Equities: Company earnings are improving… at last!
Companies, particularly in Europe, are benefiting from a more favourable context
Stock markets reacted very positively to the results of round one of the French presidential election. European indices rebounded by 2-4% on Monday 24 April. The hope of softer political risks in Europe will allow investors to focus on economic fundamentals. But are they really that good?
In addition to economic data, another way of assessing the health of the eurozone is to follow the EPS (earnings per share) outlook. Over the past few quarters, the trend has been quite encouraging. Companies have seen their earnings surprise to the upside and even resume the growth track.
Positive earnings growth
For several years, European companies have been stuck in a complicated environment (sovereign debt crisis, low domestic demand, fears of secular stagnation, etc.). Against this backdrop, EPS growth has remained anaemic, and trends have been clearly less favourable than in the US, which has benefited from a perkier economic climate (see graph below). However, the outlook seems to be improving in Europe.
Several factors herald a rebound in earnings:
1) Favourable macro-economic effects:
- Growing demand: Macro-economic indices are improving, reflecting a better economic climate. Companies have fuller order books and can now see a brighter future. Consequently, demand and revenues are set to increase.

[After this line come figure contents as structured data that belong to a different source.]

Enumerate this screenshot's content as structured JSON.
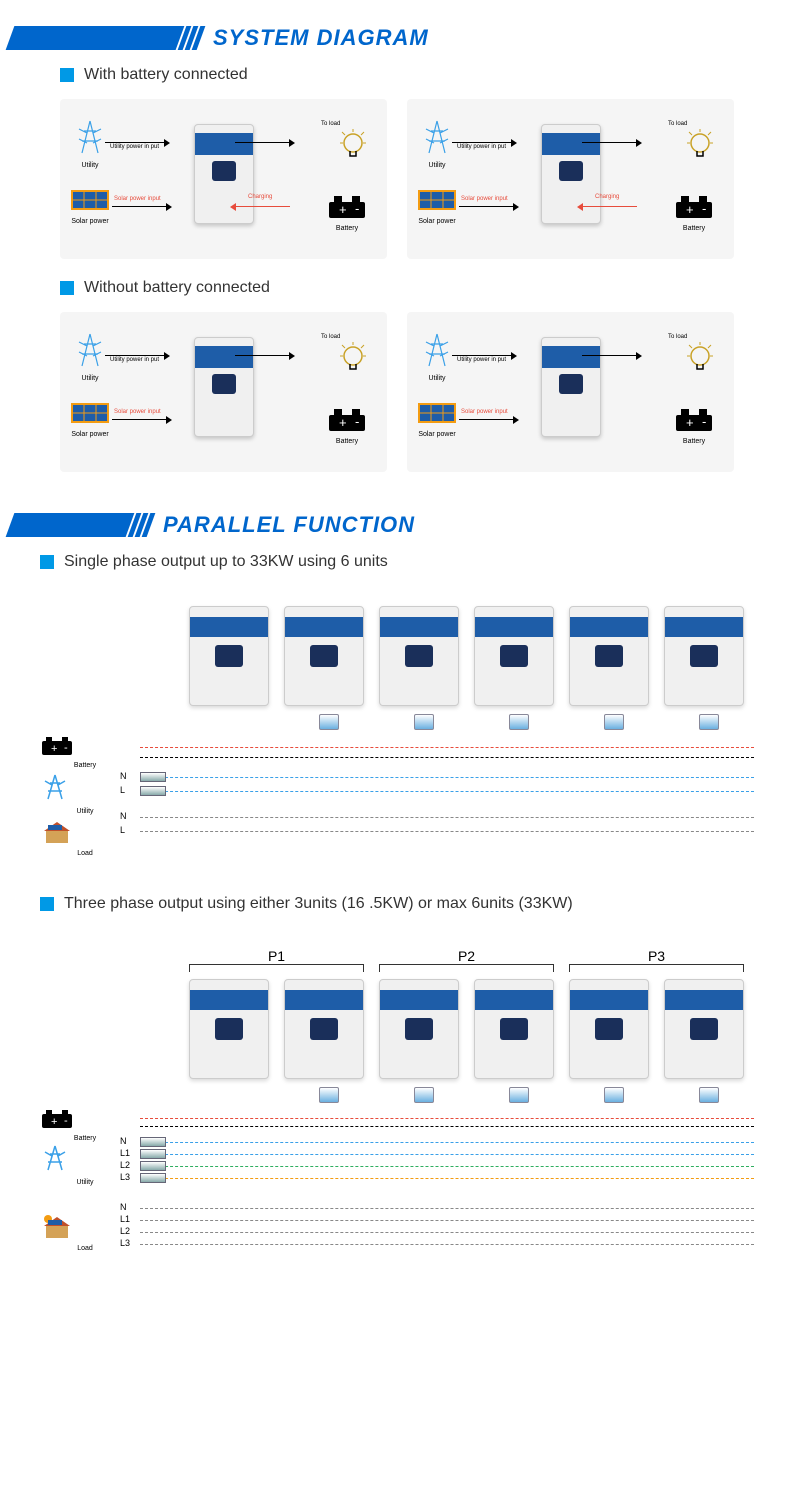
{
  "sections": {
    "system": {
      "title": "SYSTEM DIAGRAM",
      "sub1": "With battery connected",
      "sub2": "Without battery connected"
    },
    "parallel": {
      "title": "PARALLEL FUNCTION",
      "sub1": "Single phase output up to 33KW using 6 units",
      "sub2": "Three phase output using either 3units (16 .5KW) or max 6units (33KW)"
    }
  },
  "diagram_labels": {
    "utility": "Utility",
    "solar": "Solar power",
    "battery": "Battery",
    "toload": "To load",
    "util_in": "Utility power in put",
    "solar_in": "Solar power input",
    "charging": "Charging",
    "load": "Load"
  },
  "phases": {
    "p1": "P1",
    "p2": "P2",
    "p3": "P3"
  },
  "wire_labels": {
    "n": "N",
    "l": "L",
    "l1": "L1",
    "l2": "L2",
    "l3": "L3"
  },
  "colors": {
    "accent": "#0066cc",
    "band": "#1e5da8",
    "screen": "#1a2f5a",
    "bg_panel": "#f5f5f5",
    "red": "#e74c3c",
    "blue_light": "#0099e6",
    "wire_blue": "#3aa0e8",
    "wire_green": "#2fae60",
    "wire_orange": "#f39c12"
  },
  "single_phase": {
    "units": 6,
    "lines": [
      "N",
      "L"
    ]
  },
  "three_phase": {
    "units": 6,
    "groups": 3,
    "utility_lines": [
      "N",
      "L1",
      "L2",
      "L3"
    ],
    "load_lines": [
      "N",
      "L1",
      "L2",
      "L3"
    ]
  }
}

- Profit margins should improve: Firstly, the upbeat economic climate will give companies more pricing power (the capacity to raise selling prices). Indeed, the deflationary risk has faded in recent quarters. Secondly, with the expected growth in revenues, companies will enjoy higher operational leverage which will automatically expand margins. Companies with high fixed costs will be the first to reap the benefits;
- The weak euro is finally an advantage for exporting companies.
2) Technical effects:
- Very favourable base effects. The start of 2016 was marked by very low profitability in certain sectors. For example, the sharp fall in oil prices at the end of 2015 severely penalised oil groups. Since this date, the rebound in the barrel price has pointed to a strong recovery in earnings growth in 2017. The markets expect a 40% rise in earnings in the energy sector. Likewise, the banking sector is benefiting from this growth thanks to very positive base effects (2016 was a challenging year for banks).
Encouraging first quarter 2017 results
The reporting season for the first quarter of 2017 is underway. Indeed, it is a very busy time at the moment with respectively 41% and 33% of the results scheduled for release during the week of 24 April in the US and Europe1. At this stage, there have been more releases in the US than in Europe. So, we can already draw some conclusions about the US results.
Overall, the figures are pretty reassuring:
- Earnings per share (EPS) growth in 1H17 was 12% y/y;
- US banks continued to consolidate the improvement in profitability thanks to the effects of the reflation trade (Fed rate hikes, increase in loan applications);
- Despite a firmer dollar, global cyclical stocks (particularly technology and materials) benefited from a more favourable world economic environment;
- The only fly in the ointment is the transport sector (airline companies) which was stung by higher oil prices; so far, the EPS published of US companies have come in above expectations (5% above consensus). Consequently, analysts are revising up their forecasts, particularly for very cyclical sectors. Companies share this optimism and, in turn, are revising up their guidance.
Although it is too early to draw conclusions, this trend augurs well for good results in Europe. For the second consecutive quarter, and after a long recession, European companies’ should finally grow their revenues, thanks to the healthier economic climate. EPS figures are also expected to the upside year-on-year (+7%), driven by energy (+40%). However, utilities are likely to continue to suffer from their dismal profitability (-44%).
The game is not yet over, and stock markets may still react unexpectedly. However, if political risks diminish, investors might turn their attention to the quality of European company earnings. In particular they should analyse the evolution of profit margins and the capacity of companies to capture the expected uplift in revenues thanks to better economic conditions. In Europe, cyclical and bank stocks appear to be in the best position to do this.
1) In Europe, the publications calendar for the Stoxx 600 index is as follows: 33% of companies in this index will publish their results during the week of 24 April, 26% on 1 May, 20% on 6 May and 5% on 15 May. In the US, 41% of S&P500 companies will publish their results during the week of 24 April, 23% during the week of 1 May and 5% on 6 May.